Read the whole article here.

I can see a lot of what she is saying in ballet choreography created in the last fifty years. The complicated, athletic lifts of Kenneth MacMillan (in the pas de deux Manon and Romeo & Juliet in particular) are heavily influenced by this Bolshoi-style daredevil partnering, while more recently, Wheeldon's work looks like it has been influenced by both styles.


Balanchine's Agon (right) and Wheeldon's Polyphonia (left). Photos by Angela Sterling, of Pacific Northwest Ballet's Olivier Weavers and Louise Nadeau, and Andrea Flores, of San Francisco Ballet's Yuan Yuan Tan and Yuri Possokhov.
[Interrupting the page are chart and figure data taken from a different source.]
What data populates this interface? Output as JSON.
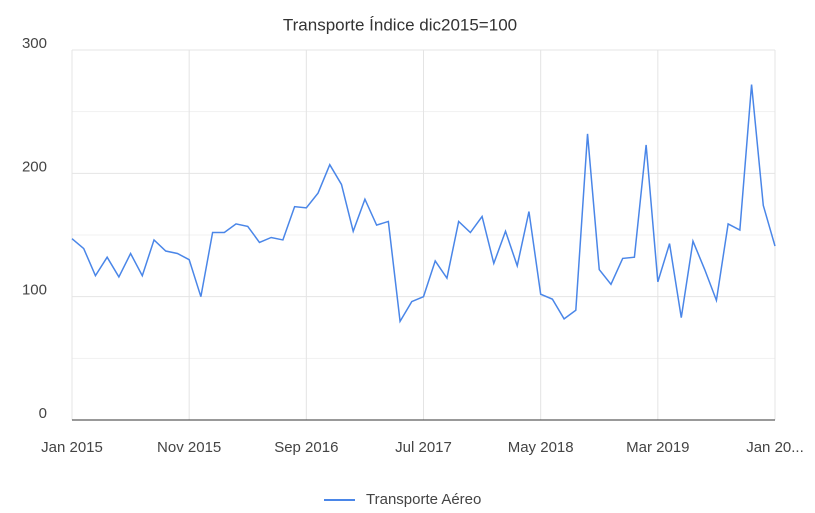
{
  "chart_data": {
    "type": "line",
    "title": "Transporte Índice dic2015=100",
    "categories": [
      "Jan 2015",
      null,
      null,
      null,
      null,
      null,
      null,
      null,
      null,
      null,
      "Nov 2015",
      null,
      null,
      null,
      null,
      null,
      null,
      null,
      null,
      null,
      "Sep 2016",
      null,
      null,
      null,
      null,
      null,
      null,
      null,
      null,
      null,
      "Jul 2017",
      null,
      null,
      null,
      null,
      null,
      null,
      null,
      null,
      null,
      "May 2018",
      null,
      null,
      null,
      null,
      null,
      null,
      null,
      null,
      null,
      "Mar 2019",
      null,
      null,
      null,
      null,
      null,
      null,
      null,
      null,
      null,
      "Jan 20..."
    ],
    "series": [
      {
        "name": "Transporte Aéreo",
        "color": "#4a86e8",
        "values": [
          147,
          139,
          117,
          132,
          116,
          135,
          117,
          146,
          137,
          135,
          130,
          100,
          152,
          152,
          159,
          157,
          144,
          148,
          146,
          173,
          172,
          184,
          207,
          191,
          153,
          179,
          158,
          161,
          80,
          96,
          100,
          129,
          115,
          161,
          152,
          165,
          127,
          153,
          125,
          169,
          102,
          98,
          82,
          89,
          232,
          122,
          110,
          131,
          132,
          223,
          112,
          143,
          83,
          145,
          122,
          97,
          159,
          154,
          272,
          174,
          141
        ]
      }
    ],
    "ylim": [
      0,
      300
    ],
    "yticks": [
      0,
      100,
      200,
      300
    ],
    "minor_yticks": [
      50,
      150,
      250
    ],
    "grid": true,
    "legend": "bottom"
  }
}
The Bolshoi choreographer Yuri Grigorovich's Spartacus (right), and British choreographer Kenneth MacMillan's Mayerling (left). Photos by Tristam Kenton, of the Bolshoi's Anna Antonicheva with guest artist Carlos Acosta, and Johan Persson, of the Royal Ballet's Alina Cojocaru and Johan Kobborg.

I enjoy reading Acocella's reviews. The descriptions are very vivid, often humorously so, and you get a precise the image of the work that she is describing. It's irreverent, sure, but you see just what she is writing.

1 comments:

Andre said...

Interesting article, though I think it's a bit reductive in scope, and she even mentions Ashton which is the elephant in the room.

I'm also not convinced that Wheeldon is the next big thing, and she doesn't mention Alonzo King, who also works in the classical tradition.